Rudolf or Rudolph (French: Raoul de Genève) was the Count of Geneva from 1252 until his death in 1265. He was the eldest son of William II, and was described by a Renaissance historian as “the more quarrelsome son of a quarrelsome father.” He was a constant warrior, and his most frequent foes were of the House of Savoy.

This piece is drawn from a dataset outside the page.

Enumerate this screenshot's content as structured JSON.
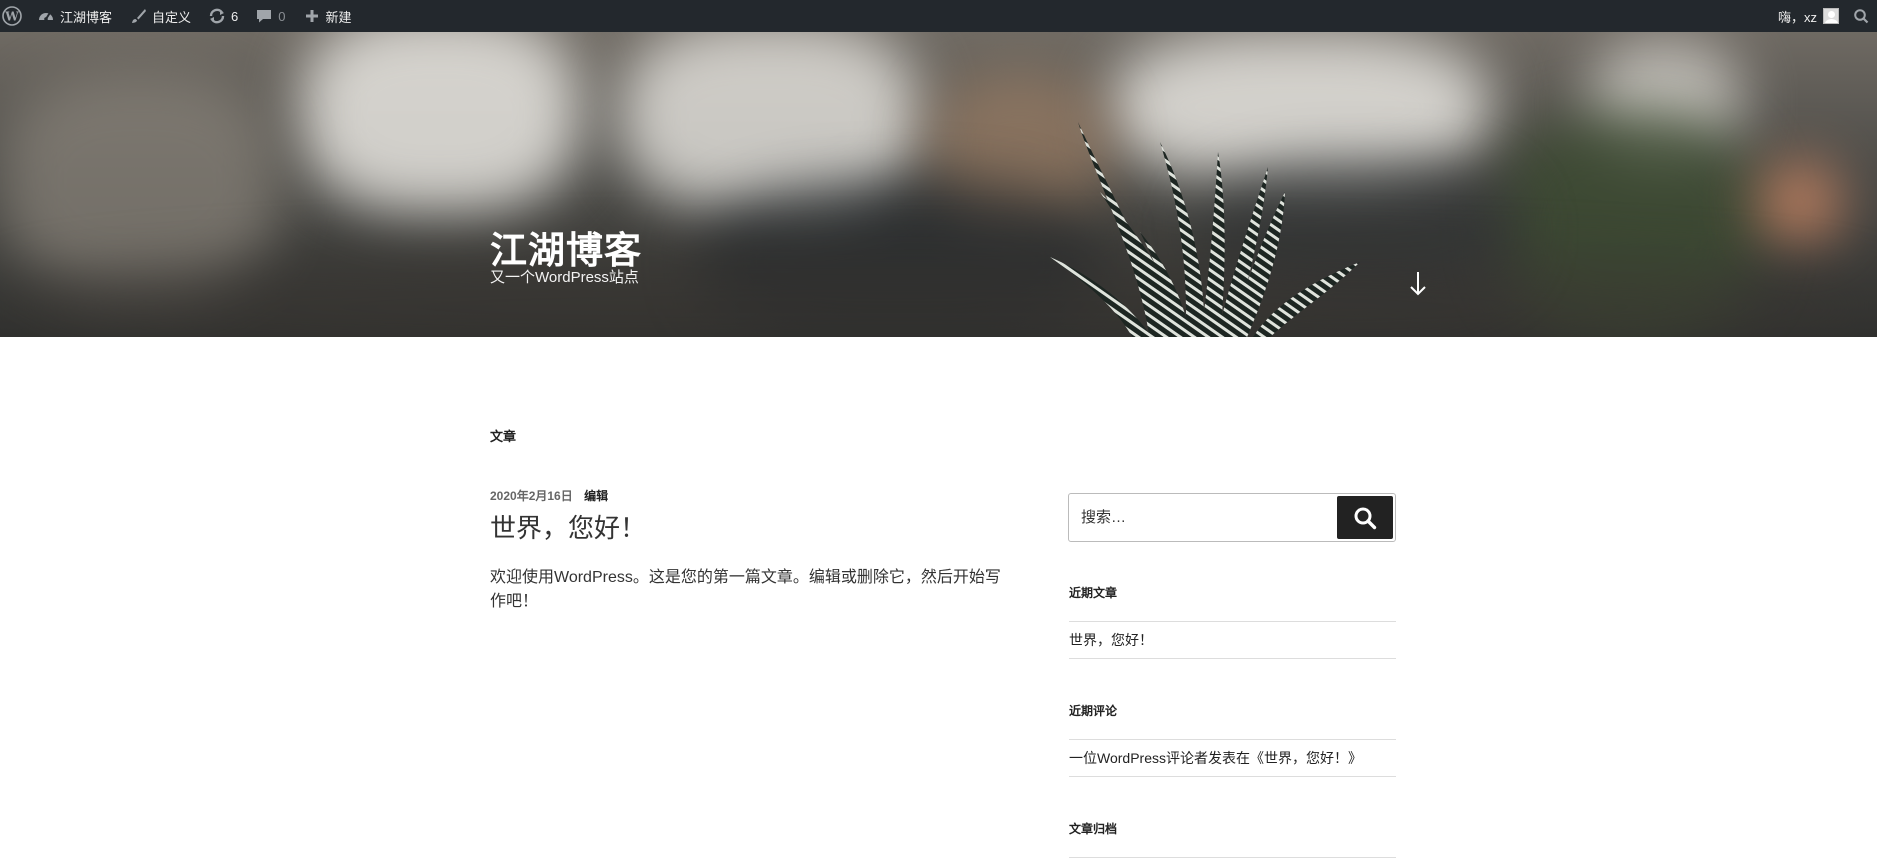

Around 1234 Aymon II of Faucigny made himself protector of the priory of Chamonix, in violation of the rights of the Count of Geneva, then William II. This precipitated a war between the house of Geneva and that of Faucigny allied with the house of Savoy in the person of Aymon's son-in-law Peter, “the Little Charlemagne”. Late in 1236 or early the next year, during a temporary truce, Rudolf ambushed Peter in a mountain pass, while the latter was travelling with a very small retinue, and made him a prisoner. The exact circumstances of the ambush and of the events which followed are obscured, but it appears that in the ensuing war the Genevans were beat. On 13 May 1237 Peter's elder brother, Amadeus IV of Savoy, acting as arbiter of the dispute between Geneva and Faucigny, ordered William II to pay an war indemnity and hand over certain fortresses. In the end Peter was freed.

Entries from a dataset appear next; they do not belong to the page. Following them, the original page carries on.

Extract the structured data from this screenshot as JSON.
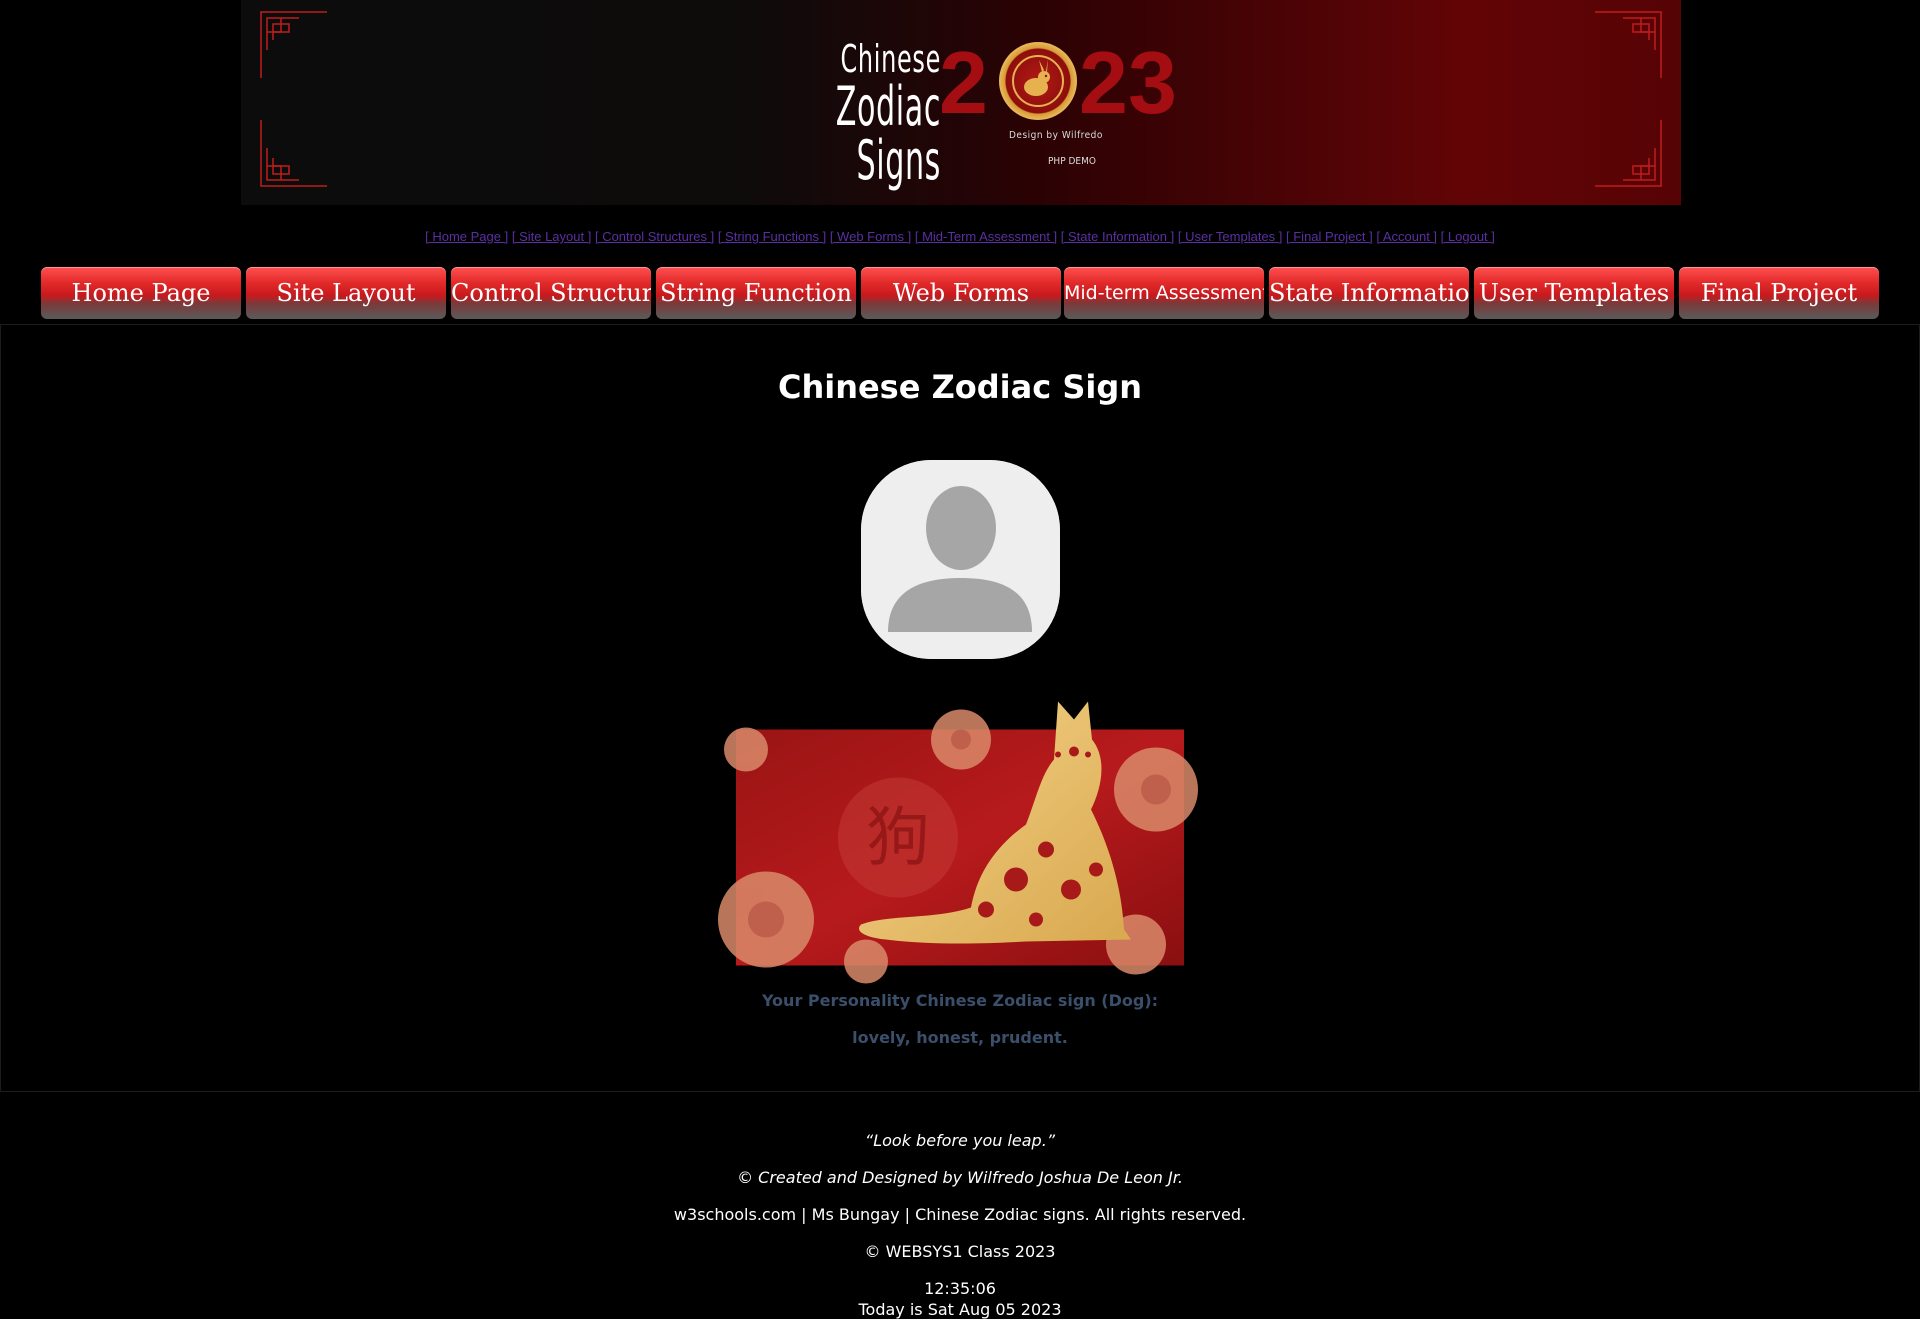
{
  "banner": {
    "logo_line1": "Chinese",
    "logo_line2": "Zodiac Signs",
    "year_digit_1": "2",
    "year_digits_rest": "23",
    "design_by": "Design by Wilfredo",
    "php_demo": "PHP DEMO",
    "accent_color": "#a40d12"
  },
  "text_nav": [
    "[ Home Page ]",
    "[ Site Layout ]",
    "[ Control Structures ]",
    "[ String Functions ]",
    "[ Web  Forms ]",
    "[ Mid-Term Assessment ]",
    "[ State Information ]",
    "[ User Templates ]",
    "[ Final Project ]",
    "[ Account ]",
    "[ Logout ]"
  ],
  "button_nav": [
    "Home Page",
    "Site Layout",
    "Control Structure",
    "String Function",
    "Web Forms",
    "Mid-term Assessment",
    "State Information",
    "User Templates",
    "Final Project"
  ],
  "main": {
    "title": "Chinese Zodiac Sign",
    "zodiac_character": "狗",
    "personality_line": "Your Personality Chinese Zodiac sign (Dog):",
    "traits_line": "lovely, honest, prudent."
  },
  "footer": {
    "quote": "“Look before you leap.”",
    "credit": "© Created and Designed by Wilfredo Joshua De Leon Jr.",
    "rights": "w3schools.com | Ms Bungay | Chinese Zodiac signs. All rights reserved.",
    "class": "© WEBSYS1 Class 2023",
    "time": "12:35:06",
    "date": "Today is Sat Aug 05 2023"
  }
}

In 1250, when the Savoyards appeared to be engaged in a concerted effort to expand their territory, William II and Rudolf again went to war, this time mainly in defence of the Albert III of La Tour-du-Pin, who was William's brother-in-law and Rudolf's father-in-law, and whose lands were threatened by both Peter and his brother Philip. In the war Savoy defeated Geneva, and Philip imposed a “Carthaginian peace” on the losers. The indemnity had never been paid and was mercifully halved, and more castles were taken. It was a reduced patrimony that Rudolf inherited two years later.

In November 1252 William II died at Domène. Rudolf immediately acted to expand his shrunken county of Geneva. By arms he forced Simon de Joinville, the lord of Gex, to do him homage. He seized the castle at Charousse and expelled a creditor of “the Little Charlemagne”, who was holding it as security on a loan. For this castle he steadfastly refused to do homage to any Savoyard. When his aunt, Margaret, the dowager countess of Savoy, died in 1258, Rudolf took over the lands at Cornillon and the Val des Clefs that formed her dowry.